Also November 1984
Mr. Hunter,
I must thank you for the candor in your letter. If there was an abruptness in the manner in which we first consecrated our lips with the other's, I fear it was of my doing. I must confess that I had, until that moment, never considered the warmth and affection you had shown me to be anything more than the mark of a true and trusted friend. The idylls of fantasy in romance and matters of the heart, those were the domain of other girls. What you know of my books pertain more to worldly things, of history or mystery. Yet, seemingly, I could not recognize the mystery unfolding in front of my own eyes.
This seems a rather wistful manner to write back to you and it may come off as rather foolish. I feel rather the fool myself, for now ever since that night of Halloween I have been faced with a truth that now stands naked before me. No amount of effort will cover it again, nor any sum of reason will account for why I could not see it staring me in the face. Or rather, looking up at me, for you see the truth was in my heart this whole time.

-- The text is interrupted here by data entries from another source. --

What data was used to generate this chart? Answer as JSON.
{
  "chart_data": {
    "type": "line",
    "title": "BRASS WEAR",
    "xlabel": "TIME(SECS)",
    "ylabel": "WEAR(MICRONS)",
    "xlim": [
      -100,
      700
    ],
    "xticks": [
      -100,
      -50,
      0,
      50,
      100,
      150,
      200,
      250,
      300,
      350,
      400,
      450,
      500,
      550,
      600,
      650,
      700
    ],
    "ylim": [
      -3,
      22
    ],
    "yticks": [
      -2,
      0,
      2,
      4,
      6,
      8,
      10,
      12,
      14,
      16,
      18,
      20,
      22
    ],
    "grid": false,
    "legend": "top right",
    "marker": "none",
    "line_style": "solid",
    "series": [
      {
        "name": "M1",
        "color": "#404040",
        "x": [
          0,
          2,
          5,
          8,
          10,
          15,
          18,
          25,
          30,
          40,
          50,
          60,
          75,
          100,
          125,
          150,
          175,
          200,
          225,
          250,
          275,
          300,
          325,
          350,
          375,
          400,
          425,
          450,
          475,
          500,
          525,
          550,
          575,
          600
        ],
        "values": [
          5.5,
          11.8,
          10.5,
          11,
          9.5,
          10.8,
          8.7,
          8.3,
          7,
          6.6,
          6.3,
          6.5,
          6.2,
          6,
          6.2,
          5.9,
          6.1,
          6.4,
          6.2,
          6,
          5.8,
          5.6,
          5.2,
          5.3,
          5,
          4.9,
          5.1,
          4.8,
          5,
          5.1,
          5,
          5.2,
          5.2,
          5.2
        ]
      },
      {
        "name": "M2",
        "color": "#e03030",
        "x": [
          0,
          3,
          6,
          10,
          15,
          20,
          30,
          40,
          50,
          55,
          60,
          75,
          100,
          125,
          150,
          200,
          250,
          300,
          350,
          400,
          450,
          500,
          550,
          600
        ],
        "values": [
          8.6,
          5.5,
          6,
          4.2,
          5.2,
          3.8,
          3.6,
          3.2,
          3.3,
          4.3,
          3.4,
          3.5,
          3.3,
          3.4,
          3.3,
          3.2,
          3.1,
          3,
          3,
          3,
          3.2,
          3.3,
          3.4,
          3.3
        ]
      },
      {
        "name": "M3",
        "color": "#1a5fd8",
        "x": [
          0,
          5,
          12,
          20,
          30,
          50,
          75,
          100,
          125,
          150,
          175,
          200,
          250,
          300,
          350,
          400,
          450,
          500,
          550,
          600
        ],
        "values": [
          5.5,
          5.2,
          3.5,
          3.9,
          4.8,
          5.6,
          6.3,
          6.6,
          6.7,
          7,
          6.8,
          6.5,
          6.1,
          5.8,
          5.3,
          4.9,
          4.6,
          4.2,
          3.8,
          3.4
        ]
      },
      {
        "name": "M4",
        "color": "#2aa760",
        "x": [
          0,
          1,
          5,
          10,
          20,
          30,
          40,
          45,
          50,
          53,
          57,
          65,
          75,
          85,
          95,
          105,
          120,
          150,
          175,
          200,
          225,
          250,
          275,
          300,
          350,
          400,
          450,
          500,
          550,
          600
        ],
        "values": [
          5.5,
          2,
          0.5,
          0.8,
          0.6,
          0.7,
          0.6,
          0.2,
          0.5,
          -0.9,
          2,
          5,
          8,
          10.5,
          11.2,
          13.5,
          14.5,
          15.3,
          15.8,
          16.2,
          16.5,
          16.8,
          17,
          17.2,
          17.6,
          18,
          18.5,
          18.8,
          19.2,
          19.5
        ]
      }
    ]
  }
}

My odd confession still feels quite odd to me as well, and I will assure you that I have written and rewritten these words a number of times to sort out the truth among truths inside me. I neither know, nor can determine at this point, whether one is more honest or deceptive than another. All I can do is be honest in revealing that my thoughts have dwelt upon that fateful night, and in those there is one continuous theme.
I believe I could write an entire volume on a theme such as this, and on the first page of each chapter would be a retelling of our solitary kiss. Any soul that might chance to read my book would think it quite boring, perhaps unbelievable. What a terrible romance writer it would make of me, nor a very adventurous one either. And there lies a further truth that I have been a fool to keep from myself. For the kiss we shared once is far too rare to even become a collectible for adventurous seekers such as ourselves.
There is only one remedy I can imagine for such an issue, and in reading your letter it is clear that you have reached the same conclusion yourself. In the hopes of avoiding the calamity of our last kiss, a second could simply be one of mutual agreement between ourselves! We need only find a time and place in a school full of eyes painted, live, and jarred, a simple manner indeed.
Wanting for input in your gentlemanly fashion, I will simply sign this.